Presentation: Spring Framework 5 - Preview & Roadmap

Track: 

Location:

Duration

Duration: 
10:35am - 11:25am

Day of week:

Key Takeaways

  • Hear directly from Juergen Hoeller on where Spring 5 is heading.
  • Learn more how Reactive, JDK 9, Jigsaw, and HTTP/2 will affect the Spring story.
  • Get an inside look into how the Spring Framework 5 team works.

Abstract

The Spring team is busily working on Spring Framework 5.0, with a release candidate scheduled for Q4 2016. This presentation covers the key themes in Spring 5, based on the current state of development: going Java 8+ across the entire framework codebase, comprehensive support for JDK 9, a strong focus on HTTP/2, and first-class support for Spring-style reactive architectures.

Interview

Question: 
What are you going to discuss in this talk?
Answer: 
Juergen: There is quite a mix of things in there.
There will be a little bit of coverage of Jigsaw, the JDK’s module system, just a little to the degree that it matters for us. With Jigsaw, we are within the early feedback loop of the OpenJDK team, so I am very familiar with the current limitations and where we need it to be.
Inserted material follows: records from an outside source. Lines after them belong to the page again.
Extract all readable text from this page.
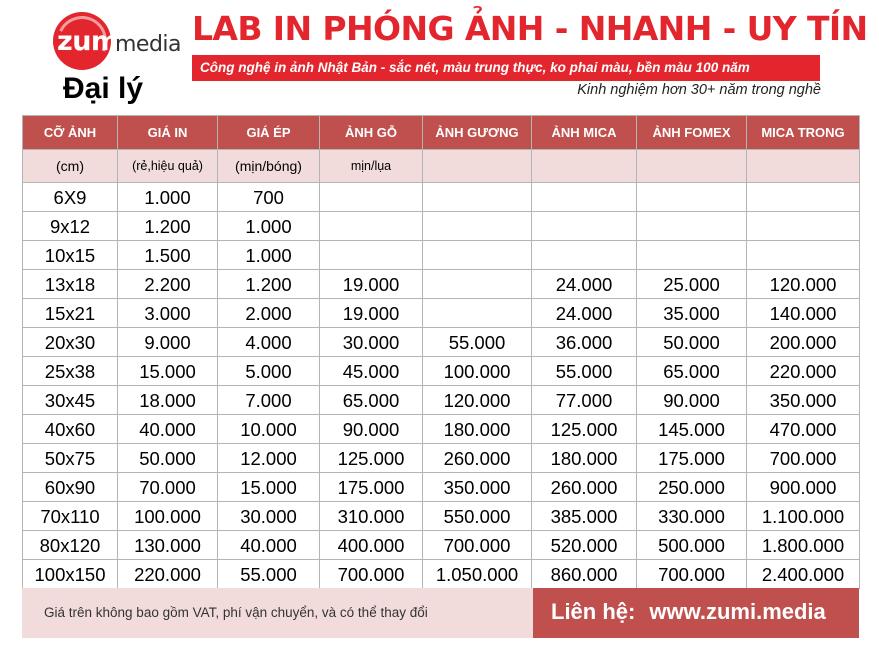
zumi
media
Đại lý
LAB IN PHÓNG ẢNH - NHANH - UY TÍN
Công nghệ in ảnh Nhật Bản - sắc nét, màu trung thực, ko phai màu, bền màu 100 năm
Kinh nghiệm hơn 30+ năm trong nghề
CỠ ẢNH	GIÁ IN	GIÁ ÉP	ẢNH GỖ	ẢNH GƯƠNG	ẢNH MICA	ẢNH FOMEX	MICA TRONG
(cm)	(rẻ,hiệu quả)	(mịn/bóng)	mịn/lụa				
6X9	1.000	700					
9x12	1.200	1.000					
10x15	1.500	1.000					
13x18	2.200	1.200	19.000		24.000	25.000	120.000
15x21	3.000	2.000	19.000		24.000	35.000	140.000
20x30	9.000	4.000	30.000	55.000	36.000	50.000	200.000
25x38	15.000	5.000	45.000	100.000	55.000	65.000	220.000
30x45	18.000	7.000	65.000	120.000	77.000	90.000	350.000
40x60	40.000	10.000	90.000	180.000	125.000	145.000	470.000
50x75	50.000	12.000	125.000	260.000	180.000	175.000	700.000
60x90	70.000	15.000	175.000	350.000	260.000	250.000	900.000
70x110	100.000	30.000	310.000	550.000	385.000	330.000	1.100.000
80x120	130.000	40.000	400.000	700.000	520.000	500.000	1.800.000
100x150	220.000	55.000	700.000	1.050.000	860.000	700.000	2.400.000
Giá trên không bao gồm VAT, phí vận chuyển, và có thể thay đổi	Liên hệ: www.zumi.media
I am not going to spend a ton of time on it but I am referring to it since it is one of the major work streams we have for Spring 5.
Another topic is our reactive story, our Spring Reactive R&D project... and a couple of things around this like our general understanding of what benefits it has for a framework to raise the baseline, in our case to Java 8+.
I am going to explain why we are doing things in a certain way and not just what we are doing so that people can get a little bit of a perspective of the challenges that a framework provider has as opposed to just a user. Usually people appreciate that since they don’t get that kind of insight from anywhere. Nobody tells them why things turn out the way they are and why things take as long as they do.
Question: 
QCon: Can you detail this a bit?
Answer: 
Juergen: We already have a pretty advanced prototype. It’s an R&D project on GitHub called spring-reactive that is to be merged into Spring Framework 5 to the master in June (roughly). The project is pretty far along and it will be shut down at that point and we are working towards a Spring Framework 5 M1 with a release date in late June or early July where it has already rolled in. That is the first time that there is going to be a binary snapshot of those things. The R&D itself is just for people who want to look at the source or build it themselves. Half of developers from the core framework actually works on the reactive efforts at the moment, so we really mean it.
Question: 
QCon: What else are you working on?
Answer: 
Juergen: There is the JDK 9 topic and everything that needs to happen there since JDK 9 and Spring 5 have the same GA target at the moment, so we will just make sure that everything that can come together there actually does so in a comprehensive way.
Question: 
QCon: What about HTTP/2?
Answer: 
Juergen: It’s one of the topics I care about most. If we as an industry want to move forward, we would rather use our latest infrastructure and latest protocols. We are in close contact with the Jetty guys and the Tomcat guys in particular. The use in Spring is mostly transparent. In the Spring 4 generation there is not going to be dedicated framework support for any HTTP/2 feature but there is support for running on HTTP/2 enabled servers such as Jetty 9.3 and the upcoming Tomcat 8.1.
The other end is actually quite a subtle twist. In preparation for HTTP/2, we had to remove some of our default exposure of completely outdated HTTP headers like what people used to do in the early days. Don’t cache that thing right? Expires header, cache control header, all next to each other. That actually prevents some of the HTTP/2 infrastructure from doing its job because they opt out of HTTP/2 if you set pre 1.1 headers. We updated our default exposure to do only state of the art headers as of 4.2.
In 5.0 it is going to be a little bit more first class. We intend to expose some HTTP/2 stuff explicitly in the programming model like programmatic pushes, those sorts of things. But there is actually not that much. We might be able to do a little bit with stream prioritization in the reactive web endpoint model. But generally, HTTP/2 is pretty transparent as it should be.